Former S. Korea spy chief given suspended jail term

Former S. Korea spy chief given suspended jail term

SEOUL - The former head of South Korea's spy agency was handed a suspended jail sentence Thursday, following his trial on charges of meddling in the 2012 election that brought current President Park Geun-Hye to power.

Won Sei-Hoon, 63, was given a two-and-a-half-year sentence -- suspended for four years -- after he was convicted of illegally engaging in political acts while head of the National Intelligence Service (NIS).

Won had been charged with organising an online smear campaign by NIS agents against the opposition party candidate whom Park defeated in the 2012 poll.

While the Seoul District Court decided he had ordered agents to post politically sensitive comments, it ruled there was not enough evidence to prove he directly sought to influence the outcome of the presidential ballot, Yonhap news agency reported.

The suspended sentence was handed down just two days after Won was released from a two-year jail term for taking bribes.

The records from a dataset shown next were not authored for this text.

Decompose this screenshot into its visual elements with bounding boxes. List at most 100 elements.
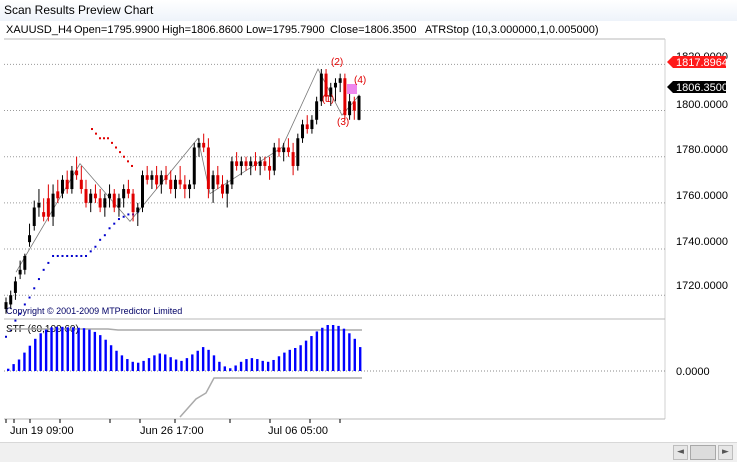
close-label: Close=1806.3500: [330, 24, 417, 36]
time-tick-label: Jun 19 09:00: [10, 425, 74, 437]
atr-stop-dot: [42, 268, 45, 271]
chevron-right-icon: ►: [722, 447, 729, 457]
price-tick-label: 1720.0000: [676, 280, 728, 292]
oscillator-bar: [93, 331, 97, 371]
oscillator-bar: [131, 361, 134, 371]
atr-stop-dot: [47, 261, 50, 264]
candle-body: [244, 161, 248, 166]
stop-price-value: 1817.8964: [676, 57, 728, 69]
candle-body: [145, 175, 149, 180]
candle-body: [324, 73, 328, 97]
copyright-text: Copyright © 2001-2009 MTPredictor Limite…: [6, 306, 182, 316]
oscillator-bar: [82, 328, 86, 371]
candle-body: [352, 101, 356, 111]
oscillator-bar: [250, 358, 254, 371]
oscillator-bar: [17, 359, 21, 371]
candle-body: [159, 175, 163, 185]
candle-body: [211, 175, 215, 190]
oscillator-bar: [342, 328, 346, 371]
candle-body: [9, 295, 13, 305]
oscillator-bar: [272, 359, 275, 371]
candle-body: [291, 152, 295, 166]
candle-body: [348, 101, 352, 116]
candle-body: [23, 255, 27, 270]
oscillator-bar: [245, 359, 248, 371]
candle-body: [4, 302, 8, 310]
symbol-label: XAUUSD_H4: [6, 24, 72, 36]
candle-body: [258, 161, 262, 166]
candle-body: [329, 87, 333, 97]
oscillator-bar: [218, 361, 221, 371]
oscillator-bar: [61, 326, 64, 371]
candle-body: [225, 184, 229, 194]
oscillator-bars: [7, 325, 362, 371]
candle-body: [253, 161, 257, 166]
oscillator-bar: [283, 352, 286, 371]
candle-body: [126, 189, 130, 194]
atr-stop-dot: [14, 319, 17, 322]
oscillator-bar: [50, 327, 53, 371]
candle-body: [343, 78, 347, 116]
atr-stop-dot: [99, 137, 101, 140]
oscillator-bar: [288, 349, 291, 371]
oscillator-bar: [158, 353, 162, 371]
oscillator-bar: [294, 348, 297, 371]
candle-body: [51, 193, 55, 217]
candle-body: [305, 124, 309, 130]
candle-body: [13, 281, 17, 293]
atr-stop-dot: [117, 218, 120, 221]
atr-stop-dot: [131, 164, 133, 167]
price-chart[interactable]: XAUUSD_H4 Open=1795.9900 High=1806.8600 …: [0, 21, 737, 442]
candle-body: [18, 269, 22, 275]
candle-body: [32, 207, 36, 226]
candle-body: [206, 147, 210, 190]
candle-body: [235, 161, 239, 166]
atr-stop-dot: [94, 245, 97, 248]
candle-body: [112, 193, 116, 208]
candle-body: [239, 161, 243, 166]
atr-stop-dot: [122, 215, 125, 218]
candle-body: [310, 119, 314, 130]
oscillator-bar: [7, 368, 10, 371]
oscillator-bar: [310, 336, 313, 371]
candle-body: [197, 142, 201, 148]
candle-body: [333, 82, 337, 88]
wave-label-2: (2): [331, 57, 343, 68]
candle-body: [319, 73, 323, 102]
candle-body: [183, 184, 187, 190]
close-price-marker: 1806.3500: [667, 81, 728, 94]
wave-label-3: (3): [337, 117, 349, 128]
oscillator-bar: [299, 345, 302, 371]
atr-stop-dot: [111, 141, 113, 144]
oscillator-bar: [164, 354, 167, 371]
scroll-left-button[interactable]: ◄: [673, 445, 688, 460]
candle-body: [122, 189, 126, 199]
candle-body: [103, 198, 107, 208]
oscillator-zero-tick: 0.0000: [676, 366, 710, 378]
candle-body: [56, 191, 60, 199]
horizontal-scrollbar[interactable]: ◄ ►: [0, 442, 737, 462]
oscillator-bar: [88, 329, 91, 371]
candle-body: [192, 147, 196, 185]
candle-body: [70, 170, 74, 190]
atr-stop-dot: [70, 254, 73, 257]
oscillator-bar: [229, 368, 232, 371]
oscillator-bar: [34, 338, 37, 371]
oscillator-bar: [191, 354, 194, 371]
oscillator-bar: [256, 359, 259, 371]
oscillator-bar: [169, 357, 172, 371]
chart-window: [0, 21, 737, 461]
oscillator-bar: [180, 360, 183, 371]
candle-body: [155, 175, 159, 185]
candle-body: [46, 198, 50, 217]
candle-body: [268, 165, 272, 171]
scroll-thumb[interactable]: [690, 445, 716, 460]
candle-body: [249, 161, 253, 166]
candle-body: [178, 179, 182, 185]
oscillator-bar: [115, 350, 118, 371]
oscillator-bar: [174, 359, 178, 371]
candle-body: [277, 147, 281, 153]
scroll-right-button[interactable]: ►: [718, 445, 733, 460]
candle-body: [28, 235, 32, 243]
candle-body: [84, 189, 88, 203]
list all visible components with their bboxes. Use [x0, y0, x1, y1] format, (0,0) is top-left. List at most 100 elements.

The national spy agency, which has changed titles over the years, had a particularly notorious reputation in the decades of authoritarian rule before South Korea embraced democracy in the 1980s.

The modern-day NIS has been tainted by a series of scandals, most recently the forging of documents to build a false spying case against a former Seoul city official who had escaped to South Korea from the North in 2004.

Then-NIS chief Nam Jae-Joon publicly apologised over the forgery case in April and vowed a "bone-crushing" overhaul of the embattled agency.

A month later Nam was gone, to be replaced by the current NIS director Lee Byung-Kee who has promised to distance the agency from domestic politics.

"In recent times, the (South Korean) intelligence community more often has been rocked by scandals of politicisation and direct intervention in domestic politics rather than intelligence failure," the International Crisis Group said in a recent report on the workings of the NIS.

The report recommended a number of reforms aimed at depoliticising the intelligence community and ensuring adequate legislative and judicial oversight.